Recovery

This is the third post of a series on childhood sexual abuse, examining what recovery really means. Earlier posts are here and here.

Recovery is a word that once had an almost talismanic meaning, a power that seems to have faded. It has become folded in with the easily-used jargon of what it sometimes called Recovery Inc. That is not a cheap shot but the media-dubbed term for the wide range of recovery programmes out there, everything from the broad spread of 12-Step versions to juicing detox programmes. It is a huge machine, and I am not trying to undermine it in any way. Well-known programmes save lives every day, important numbers of lives.

The point I want to make is that a lot of us now put ourselves into so-called recovery processes without actually having decided that we want to recover. It is just another process that has to be gone through, and so the power has gone out of the word.

The burning desire to really recover is where the power lies, and it is what this post is about.

We have diluted the important truth of recovery—the profound wish to return to a normal physical or mental state after, well after what? In theory it is after anything that has taken us out of the normal state. But in practice most of us don’t even start out from this odd conceptual idea of the normal state, normal meaning balanced, healthy.

What is normal?

If a child has been sexually abused, if their entire sense of themselves in the world has been defined by an early experience of this kind of human corruption, then how do they return to a normal state if they had never experienced one in the first place?
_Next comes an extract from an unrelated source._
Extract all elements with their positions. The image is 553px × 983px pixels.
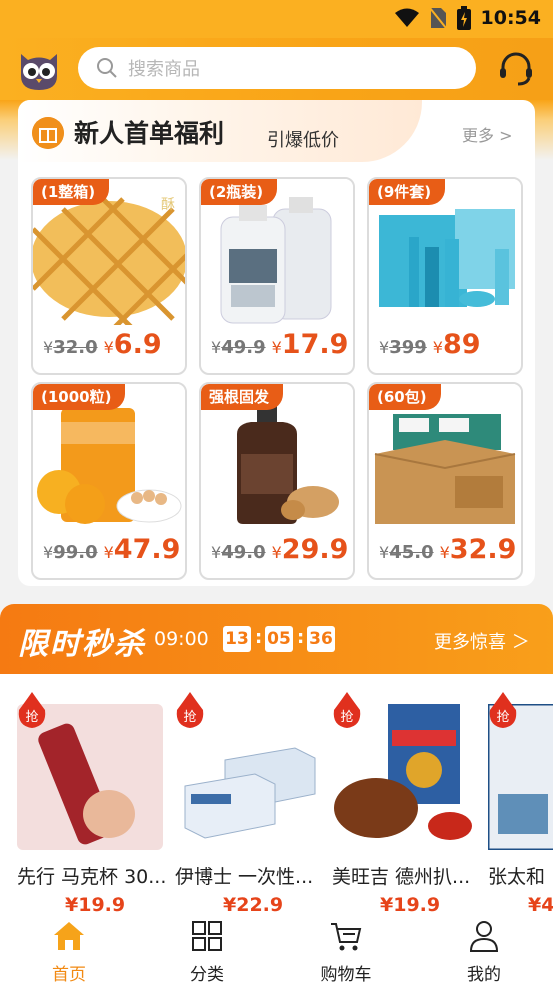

There is such a lot of media chat about all of the many and varied levels of mental disability and scarring caused by sexual abuse at any stage. But there is a certain judgement in this, with its implication that ‘we’ who are commentating are the normal ones, passing judgement on the emotionally disabled.

We are all disabled in different ways. And we all expend much of our life energy trying to hide this from others who are equally disabled. It’s not so much the blind leading the blind, as the crippled hiding from the crippled.

The risk of putting that generic point is that it could be read as sweeping us all together into the lazy and dangerous statement: ‘Oh, we’re all damaged goods, so we just have to deal with it’. No, the point of putting what I did is that the partial, or marginal damage in all of us should make us all sympathetic, indeed empathetic, to the profound wounding in those who have vast damage to take on. We should be able to admire their survival and back their recovery rather than falling back on our need to label, box, and reject the profoundly abused as ‘too hard to deal with’ in order not to have to face the underbelly of our own human condition. We don’t even realise we’re doing it, but one of the most common phrases in use is: ‘Oh, she’ll never get over that…’ as if we have almost lost our faith in our ability to recover, to heal.

Abuse controlling the story

So, recovery becomes dependent on our belief in it, in our power to heal ourselves, to take back our story. By this I mean that someone who has been sexually abused becomes controlled by their abuser, and by the story of their abuse. It gives their abuser a terrifying power that grows bigger all the time, blowing them up into figures of absolute power, and rendering the abused powerless. Recovery requires accepting and understanding the impact of these entrenched stories. It means understanding that we, the abused, the victims, have to find a way to stop our lives from being controlled by a story that happened at a point in our lives that is over.

We have to find a way to take responsibility for the truth that we are the ones still giving the story the power to control us, all day, every day.

This is a very hard truth to acknowledge, and huge support and a very dependable routine are vital in this process (this earlier post covers the five vital pillars of recovery and good mental health).

Our disabilities, our wounds, our entrenched mental stories are part of the map of who we are. To recover means finding the power to face them, fearlessly, and to accept that they are a part of who we are, the markings on our map that we have to learn to navigate. Trying to pretend that they are not there just gives them more power, the chance to lead us away from the real journey of our lives, our story, not the story of what someone else did to us. And perhaps the most important thing of all to know is that recovery is possible, and when it comes it is like being given back your life. Nothing compares to this.